On October 26, 2010, the North American Electric Reliability Corporation (“NERC”) released a Special Assessment, “Potential Resource Adequacy Impacts of U.S. Environmental Regulations” (the “Assessment”), which examines the impact of four potential Environmental Protection Agency (“EPA”) rules and proposed rules which could result in generating unit retirements or forced retrofits between 2013 and 2018.  The four potential EPA rules are: (1) Clean Water Act- Section 316(b), Cooling Water Intake Structures (“Water Rule”); (2) Title I of the Clean Air Act-National Emission Standards for Hazardous Air Pollutants for the electric power industry, or (“MACT standard”); (3) Clean Air Transport Rule (“CATR”); and (4) Coal Combustion Residuals (“CCR”) Disposal Regulations.  NERC determined that the Water Rule had the “greatest potential impact” on Planning Reserve Margins, or the amount of generation capacity available to meet expected demand plus a reserve margin in the planning horizon in the various reliability regions of the country.
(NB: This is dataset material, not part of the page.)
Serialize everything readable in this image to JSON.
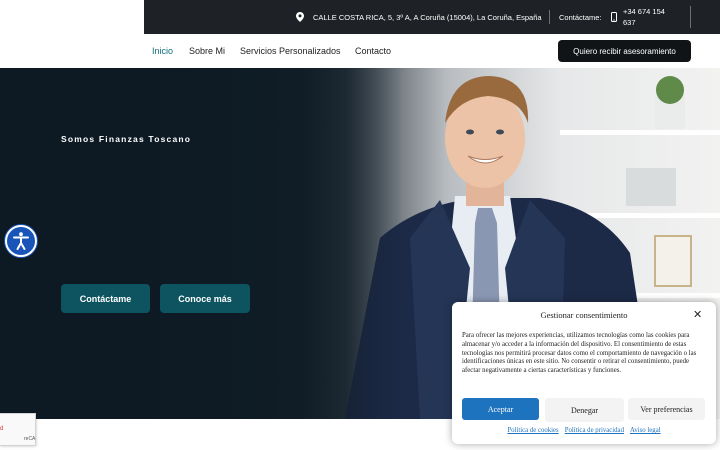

NERC used two scenario cases to perform the Assessment, one “Moderate” and one “Strict,” with the Strict case using more rigid rule assumptions and higher compliance costs.  NERC determined that without additional power production or demand-side resources above those in the current regional plans, the four potential EPA rules and their combined effect are shown to significantly affect Planning Reserve Margins, and in most regions/sub regions, more resources would be needed to maintain NERC Reference Margin Levels.  Additionally, compliance costs could render 40 to 69 GW of existing capacity “economically vulnerable” for accelerated retirement, based on a calculation of required compliance costs and operation and maintenance costs in relationship to replacement costs; according to the report.

Overall, the Assessment stated that there could be a reduction of up to 78 GW of coal, oil, and gas-fired generating capacity due to retirement during the ten year period of the scenario in the Assessment.  Applying the Strict Case, this reduction occurs by 2015, while using the Moderate case, this reduction occurs by 2018.  EPA is expected to finalize the remaining air and solid waste regulations by the end of 2011 with compliance required by 2015-2016 and water regulations by the July 2012.

In its Assessment, NERC also examined the four potential EPA rules individually.  NERC found that the Water Rule has the “greatest potential impact” on Planning Reserve margins.  This is due to the fact that of the 252 GW of coal, oil steam, and gas steam generating units, along with 60 GW of nuclear capacity that will be subject to the implementation of this rule, 33-36 GW may be “economically vulnerable to retirement” if the EPA rule requires power suppliers to convert to re-circulating cooling water systems in order to continue operating.  Requiring new “closed-loop” cooling systems for steam units could cause accelerated unit retirements or derate unit’s net output capacity, according to the Assessment.

NERC also found that the EPA’s remaining three proposed rules will also have an impact on retirement and derating of units.  First, EPA is likely to set MACT standards for mercury, acid gases, heavy metals, and organics for coal and oil fired power plants, which could require additional emissions control equipment beyond mercury-only regulations.  Second, the CATR could result in 3-7 GW of potential retirements and derated capacity, mostly in the SERC Reliability Corporation region.  Finally, the CCR rule could cause retirement of up to 12 coal units, according to NERC.

In its Assessment, NERC found that “industry coordination will be vital to ensure retrofits are completed in a way that does not diminish reliability” and that “statutory and regulatory safeguards also allow the EPA, the President of the United States, and the Department of Energy to extend or waive compliance under certain circumstances.”   NERC recommended that the “pace and aggressiveness of these environmental regulations should be adjusted to reflect and consider the overall risk to the bulk power system.”